Though most luxury brands raised prices, particularly in the eurozone and in Japan, to make up for currency moves, Bain estimates that over two-thirds of luxury spending by mainland Chinese was made overseas in 2013, due partly to local duties.

According to Renaissance Capital, Europe remains the cheapest market for handbags with prices nine per cent below those in Hong Kong and 28 per cent below mainland China, while the yen’s weakness has played in favour of luxury shoppers in Japan.

BCG expects the Chinese travel market will grow at a compound annual rate of about 11 per cent from 2012 to 2030.
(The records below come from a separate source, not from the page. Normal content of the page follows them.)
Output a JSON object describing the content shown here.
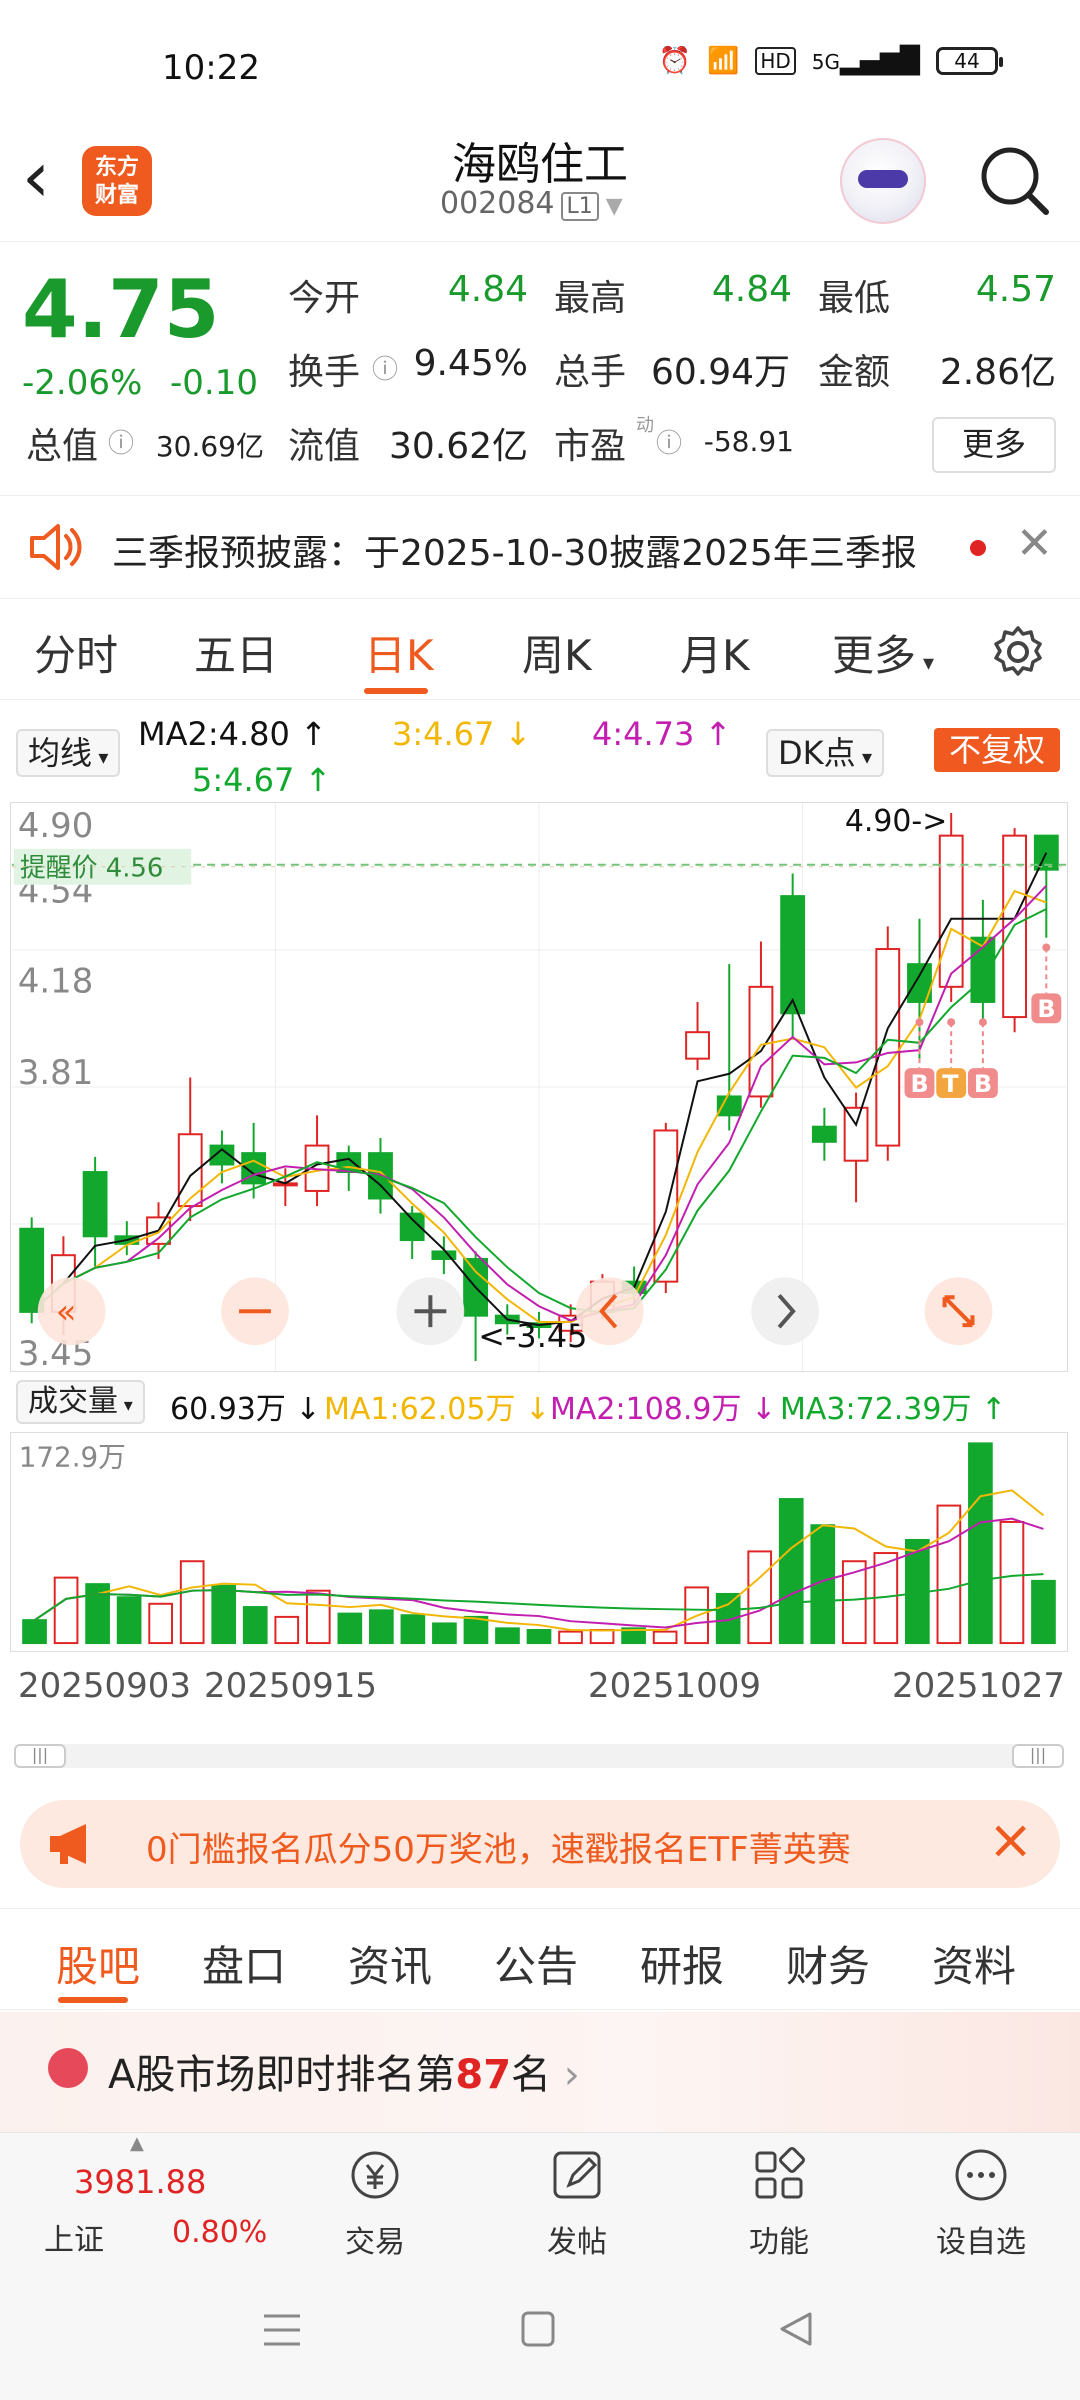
{
  "status_bar": {
    "time": "10:22",
    "network": "5G",
    "hd": "HD",
    "battery": "44"
  },
  "header": {
    "app_logo": "东方\n财富",
    "stock_name": "海鸥住工",
    "stock_code": "002084",
    "level": "L1"
  },
  "quote": {
    "price": "4.75",
    "change_pct": "-2.06%",
    "change": "-0.10",
    "open_label": "今开",
    "open": "4.84",
    "high_label": "最高",
    "high": "4.84",
    "low_label": "最低",
    "low": "4.57",
    "turnover_label": "换手",
    "turnover": "9.45%",
    "volume_label": "总手",
    "volume": "60.94万",
    "amount_label": "金额",
    "amount": "2.86亿",
    "total_cap_label": "总值",
    "total_cap": "30.69亿",
    "float_cap_label": "流值",
    "float_cap": "30.62亿",
    "pe_label": "市盈",
    "pe_tag": "动",
    "pe": "-58.91",
    "more_button": "更多"
  },
  "notice": {
    "text": "三季报预披露：于2025-10-30披露2025年三季报"
  },
  "chart_tabs": [
    "分时",
    "五日",
    "日K",
    "周K",
    "月K",
    "更多"
  ],
  "chart_tabs_active": 2,
  "ma_legend": {
    "selector": "均线",
    "ma2": "MA2:4.80",
    "ma3": "3:4.67",
    "ma4": "4:4.73",
    "ma5": "5:4.67",
    "dk_button": "DK点",
    "adjust_button": "不复权"
  },
  "chart_labels": {
    "y_top": "4.90",
    "y_mid": "4.54",
    "y_mid2": "4.18",
    "y_low": "3.81",
    "y_bottom": "3.45",
    "alert_price": "提醒价 4.56",
    "high_marker": "4.90->",
    "low_marker": "<-3.45",
    "volume_selector": "成交量",
    "volume_value": "60.93万",
    "vol_ma1": "MA1:62.05万",
    "vol_ma2": "MA2:108.9万",
    "vol_ma3": "MA3:72.39万",
    "vol_max": "172.9万",
    "dates": [
      "20250903",
      "20250915",
      "20251009",
      "20251027"
    ],
    "signals": [
      "B",
      "T",
      "B",
      "B"
    ]
  },
  "colors": {
    "up": "#e02424",
    "down": "#12a82d",
    "accent": "#ef5a1f",
    "ma_black": "#111111",
    "ma_yellow": "#f2b705",
    "ma_magenta": "#c21fb0",
    "ma_green": "#12a82d"
  },
  "promo": {
    "text": "0门槛报名瓜分50万奖池，速戳报名ETF菁英赛"
  },
  "section_tabs": [
    "股吧",
    "盘口",
    "资讯",
    "公告",
    "研报",
    "财务",
    "资料"
  ],
  "rank": {
    "prefix": "A股市场即时排名第",
    "number": "87",
    "suffix": "名"
  },
  "bottom_bar": {
    "index_value": "3981.88",
    "index_name": "上证",
    "index_change": "0.80%",
    "items": [
      "交易",
      "发帖",
      "功能",
      "设自选"
    ]
  },
  "chart_data": {
    "type": "candlestick",
    "ylim": [
      3.45,
      4.9
    ],
    "candles": [
      {
        "o": 3.8,
        "c": 3.58,
        "h": 3.83,
        "l": 3.55
      },
      {
        "o": 3.58,
        "c": 3.73,
        "h": 3.78,
        "l": 3.52
      },
      {
        "o": 3.95,
        "c": 3.78,
        "h": 3.99,
        "l": 3.7
      },
      {
        "o": 3.78,
        "c": 3.76,
        "h": 3.82,
        "l": 3.73
      },
      {
        "o": 3.76,
        "c": 3.83,
        "h": 3.87,
        "l": 3.72
      },
      {
        "o": 3.86,
        "c": 4.05,
        "h": 4.2,
        "l": 3.82
      },
      {
        "o": 4.02,
        "c": 3.97,
        "h": 4.06,
        "l": 3.92
      },
      {
        "o": 4.0,
        "c": 3.92,
        "h": 4.08,
        "l": 3.88
      },
      {
        "o": 3.92,
        "c": 3.92,
        "h": 3.96,
        "l": 3.86
      },
      {
        "o": 3.9,
        "c": 4.02,
        "h": 4.1,
        "l": 3.86
      },
      {
        "o": 4.0,
        "c": 3.95,
        "h": 4.02,
        "l": 3.9
      },
      {
        "o": 4.0,
        "c": 3.88,
        "h": 4.04,
        "l": 3.84
      },
      {
        "o": 3.84,
        "c": 3.77,
        "h": 3.86,
        "l": 3.72
      },
      {
        "o": 3.74,
        "c": 3.72,
        "h": 3.78,
        "l": 3.68
      },
      {
        "o": 3.72,
        "c": 3.57,
        "h": 3.74,
        "l": 3.45
      },
      {
        "o": 3.57,
        "c": 3.55,
        "h": 3.6,
        "l": 3.52
      },
      {
        "o": 3.55,
        "c": 3.54,
        "h": 3.58,
        "l": 3.51
      },
      {
        "o": 3.53,
        "c": 3.57,
        "h": 3.6,
        "l": 3.5
      },
      {
        "o": 3.58,
        "c": 3.66,
        "h": 3.68,
        "l": 3.56
      },
      {
        "o": 3.66,
        "c": 3.63,
        "h": 3.7,
        "l": 3.6
      },
      {
        "o": 3.66,
        "c": 4.06,
        "h": 4.08,
        "l": 3.63
      },
      {
        "o": 4.25,
        "c": 4.32,
        "h": 4.4,
        "l": 4.22
      },
      {
        "o": 4.15,
        "c": 4.1,
        "h": 4.5,
        "l": 4.06
      },
      {
        "o": 4.15,
        "c": 4.44,
        "h": 4.56,
        "l": 4.12
      },
      {
        "o": 4.68,
        "c": 4.37,
        "h": 4.74,
        "l": 4.3
      },
      {
        "o": 4.07,
        "c": 4.03,
        "h": 4.12,
        "l": 3.98
      },
      {
        "o": 3.98,
        "c": 4.12,
        "h": 4.16,
        "l": 3.87
      },
      {
        "o": 4.02,
        "c": 4.54,
        "h": 4.6,
        "l": 3.98
      },
      {
        "o": 4.5,
        "c": 4.4,
        "h": 4.62,
        "l": 4.25
      },
      {
        "o": 4.44,
        "c": 4.84,
        "h": 4.9,
        "l": 4.4
      },
      {
        "o": 4.57,
        "c": 4.4,
        "h": 4.67,
        "l": 4.35
      },
      {
        "o": 4.36,
        "c": 4.84,
        "h": 4.86,
        "l": 4.32
      },
      {
        "o": 4.84,
        "c": 4.75,
        "h": 4.84,
        "l": 4.57
      }
    ],
    "volume": [
      14,
      40,
      36,
      28,
      24,
      50,
      35,
      22,
      16,
      32,
      18,
      20,
      17,
      12,
      16,
      9,
      8,
      7,
      8,
      9,
      7,
      34,
      30,
      56,
      88,
      72,
      50,
      55,
      63,
      84,
      122,
      74,
      38
    ]
  }
}
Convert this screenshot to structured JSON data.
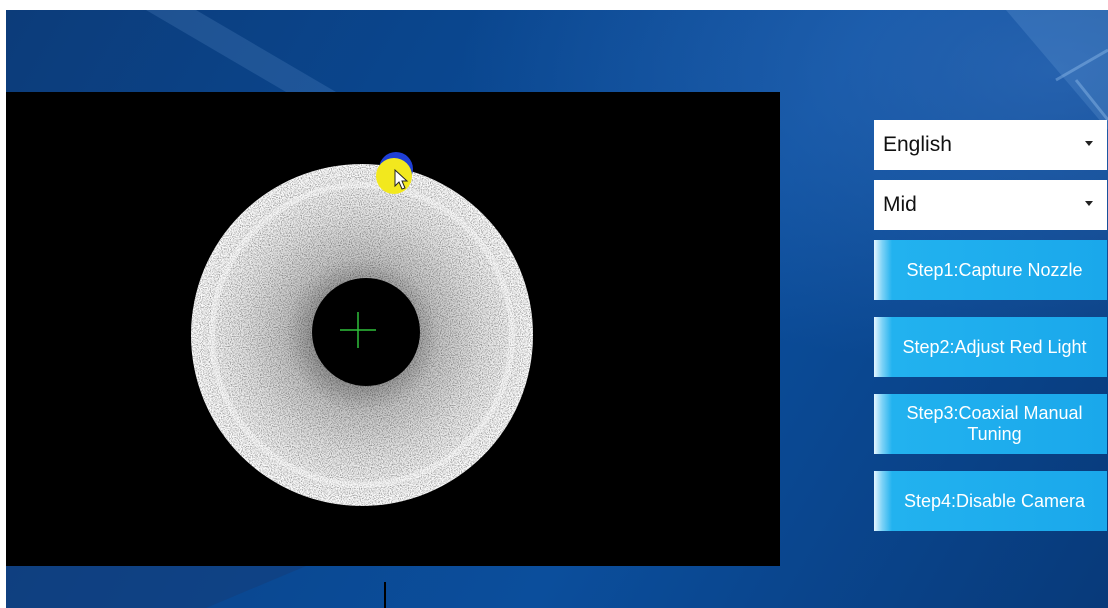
{
  "language_select": {
    "value": "English",
    "icon": "chevron-down-icon"
  },
  "mode_select": {
    "value": "Mid",
    "icon": "chevron-down-icon"
  },
  "steps": [
    {
      "label": "Step1:Capture Nozzle"
    },
    {
      "label": "Step2:Adjust Red Light"
    },
    {
      "label": "Step3:Coaxial Manual Tuning"
    },
    {
      "label": "Step4:Disable Camera"
    }
  ],
  "camera": {
    "crosshair_color": "#2fbf3a",
    "cursor_highlight_colors": [
      "#1f3fd6",
      "#f2e81e"
    ]
  },
  "colors": {
    "button_accent": "#1aa8eb",
    "background": "#0b4790"
  }
}
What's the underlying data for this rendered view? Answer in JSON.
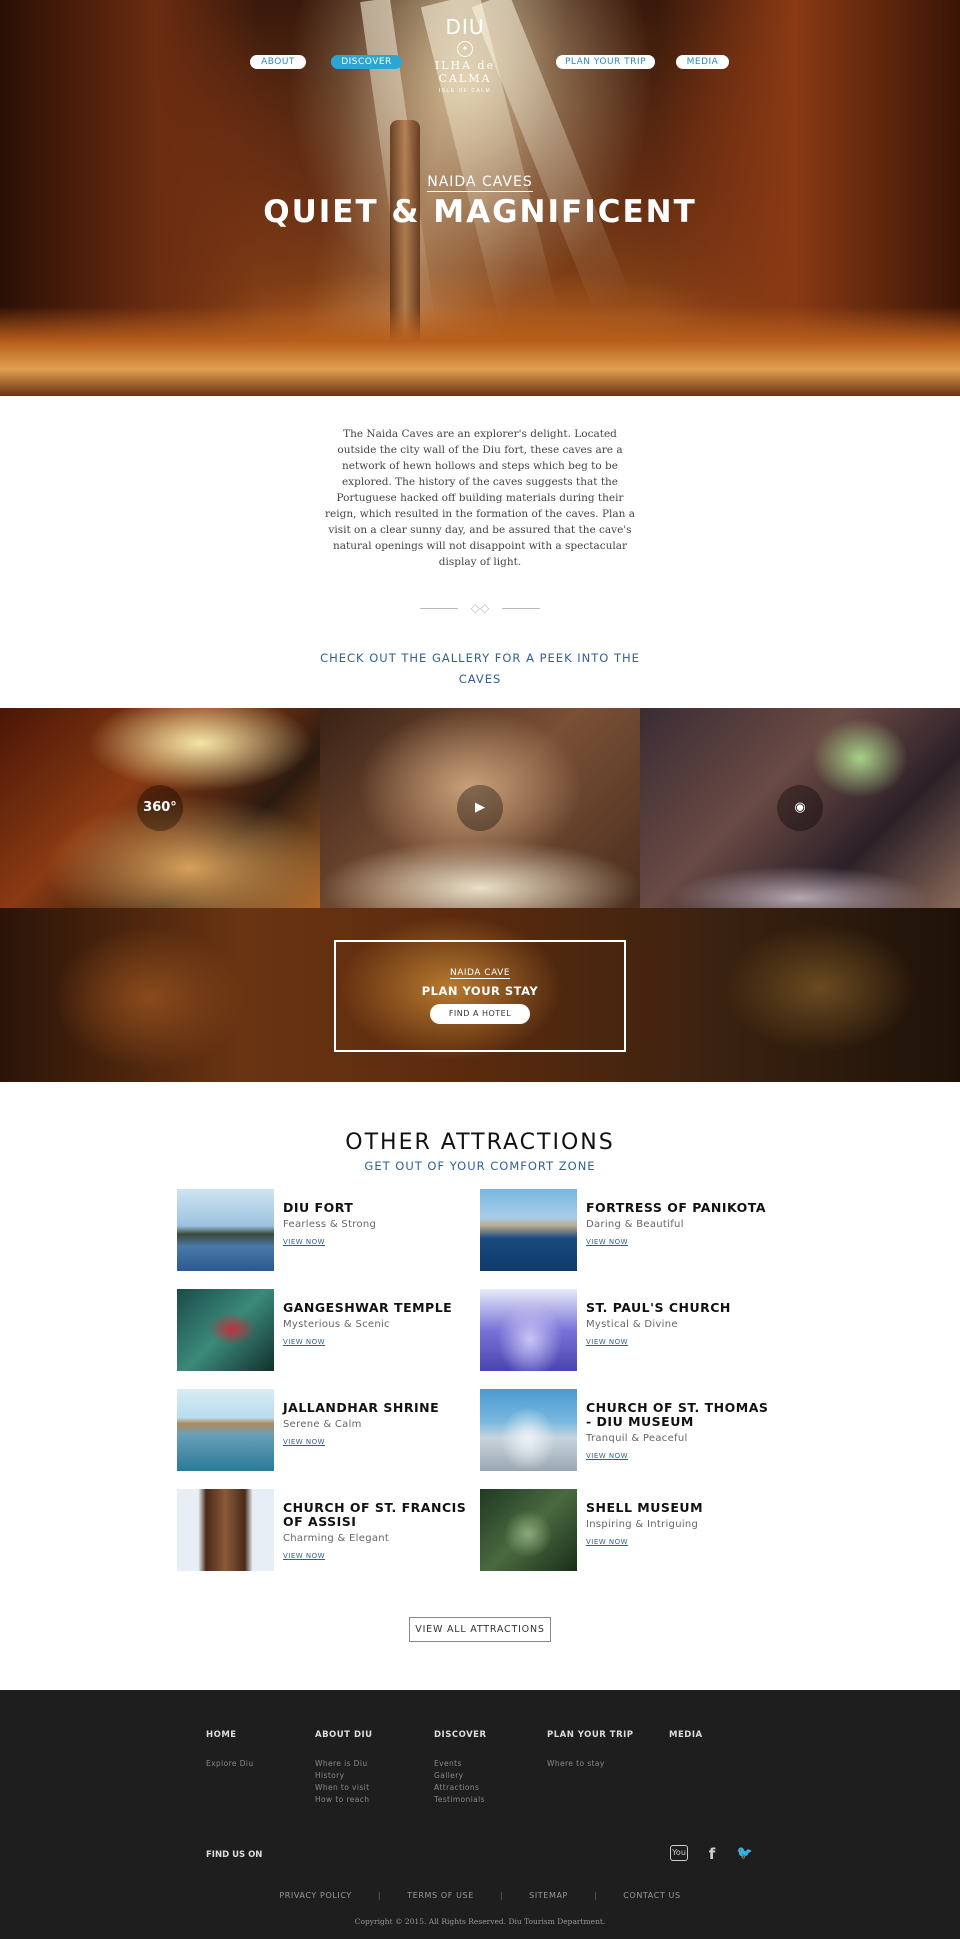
{
  "nav": {
    "items": [
      {
        "label": "ABOUT",
        "active": false
      },
      {
        "label": "DISCOVER",
        "active": true
      },
      {
        "label": "PLAN YOUR TRIP",
        "active": false
      },
      {
        "label": "MEDIA",
        "active": false
      }
    ]
  },
  "logo": {
    "name": "DIU",
    "tagline": "ILHA de CALMA",
    "subtitle": "ISLE OF CALM"
  },
  "hero": {
    "subtitle": "NAIDA CAVES",
    "title": "QUIET & MAGNIFICENT"
  },
  "intro": {
    "text": "The Naida Caves are an explorer's delight. Located outside the city wall of the Diu fort, these caves are a network of hewn hollows and steps which beg to be explored. The history of the caves suggests that the Portuguese hacked off building materials during their reign, which resulted in the formation of the caves. Plan a visit on a clear sunny day, and be assured that the cave's natural openings will not disappoint with a spectacular display of light.",
    "gallery_cta": "CHECK OUT THE GALLERY FOR A PEEK INTO THE CAVES"
  },
  "gallery": {
    "tiles": [
      {
        "icon": "360-icon",
        "icon_text": "360°"
      },
      {
        "icon": "play-icon",
        "icon_text": "▶"
      },
      {
        "icon": "eye-icon",
        "icon_text": "◉"
      }
    ]
  },
  "stay": {
    "subtitle": "NAIDA CAVE",
    "title": "PLAN YOUR STAY",
    "button": "FIND A HOTEL"
  },
  "attractions": {
    "title": "OTHER ATTRACTIONS",
    "subtitle": "GET OUT OF YOUR COMFORT ZONE",
    "link_label": "VIEW NOW",
    "items": [
      {
        "title": "DIU FORT",
        "tagline": "Fearless & Strong"
      },
      {
        "title": "FORTRESS OF PANIKOTA",
        "tagline": "Daring & Beautiful"
      },
      {
        "title": "GANGESHWAR TEMPLE",
        "tagline": "Mysterious & Scenic"
      },
      {
        "title": "ST. PAUL'S CHURCH",
        "tagline": "Mystical & Divine"
      },
      {
        "title": "JALLANDHAR SHRINE",
        "tagline": "Serene & Calm"
      },
      {
        "title": "CHURCH OF ST. THOMAS - DIU MUSEUM",
        "tagline": "Tranquil & Peaceful"
      },
      {
        "title": "CHURCH OF ST. FRANCIS OF ASSISI",
        "tagline": "Charming & Elegant"
      },
      {
        "title": "SHELL MUSEUM",
        "tagline": "Inspiring & Intriguing"
      }
    ],
    "view_all": "VIEW ALL ATTRACTIONS"
  },
  "footer": {
    "columns": [
      {
        "heading": "HOME",
        "links": [
          "Explore Diu"
        ]
      },
      {
        "heading": "ABOUT DIU",
        "links": [
          "Where is Diu",
          "History",
          "When to visit",
          "How to reach"
        ]
      },
      {
        "heading": "DISCOVER",
        "links": [
          "Events",
          "Gallery",
          "Attractions",
          "Testimonials"
        ]
      },
      {
        "heading": "PLAN YOUR TRIP",
        "links": [
          "Where to stay"
        ]
      },
      {
        "heading": "MEDIA",
        "links": []
      }
    ],
    "find_us": "FIND US ON",
    "social": [
      {
        "icon": "youtube-icon",
        "glyph": "You"
      },
      {
        "icon": "facebook-icon",
        "glyph": "f"
      },
      {
        "icon": "twitter-icon",
        "glyph": "🐦"
      }
    ],
    "legal": [
      "PRIVACY POLICY",
      "TERMS OF USE",
      "SITEMAP",
      "CONTACT US"
    ],
    "copyright": "Copyright © 2015. All Rights Reserved. Diu Tourism Department."
  },
  "colors": {
    "accent": "#2aa6d4",
    "link": "#2f5f9a",
    "footer_bg": "#1e1e1e"
  }
}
Chinese urban travellers took about 500 million domestic and outbound trips in 2012, spending about $260 billion, and it expects those numbers to increase to 1.7 billion trips and $1.8 trillion in spending by 2030.

Hermès, which has 50 boutiques in airports around the world, is turning these into roper free-standing shops to better tap the booming market.

L’Oréal, the world’s biggest cosmetics group and maker of Lancome creams and Yves Saint Laurent lipstick, recently created a division dedicated to travel retail, which it described as a “sixth continent”.

Sales from travel retail generate 15 per cent of total revenues at L’Oréal’s luxury division and 12 per cent for rival Guerlain, the perfume and cosmetics brand owned by LVMH.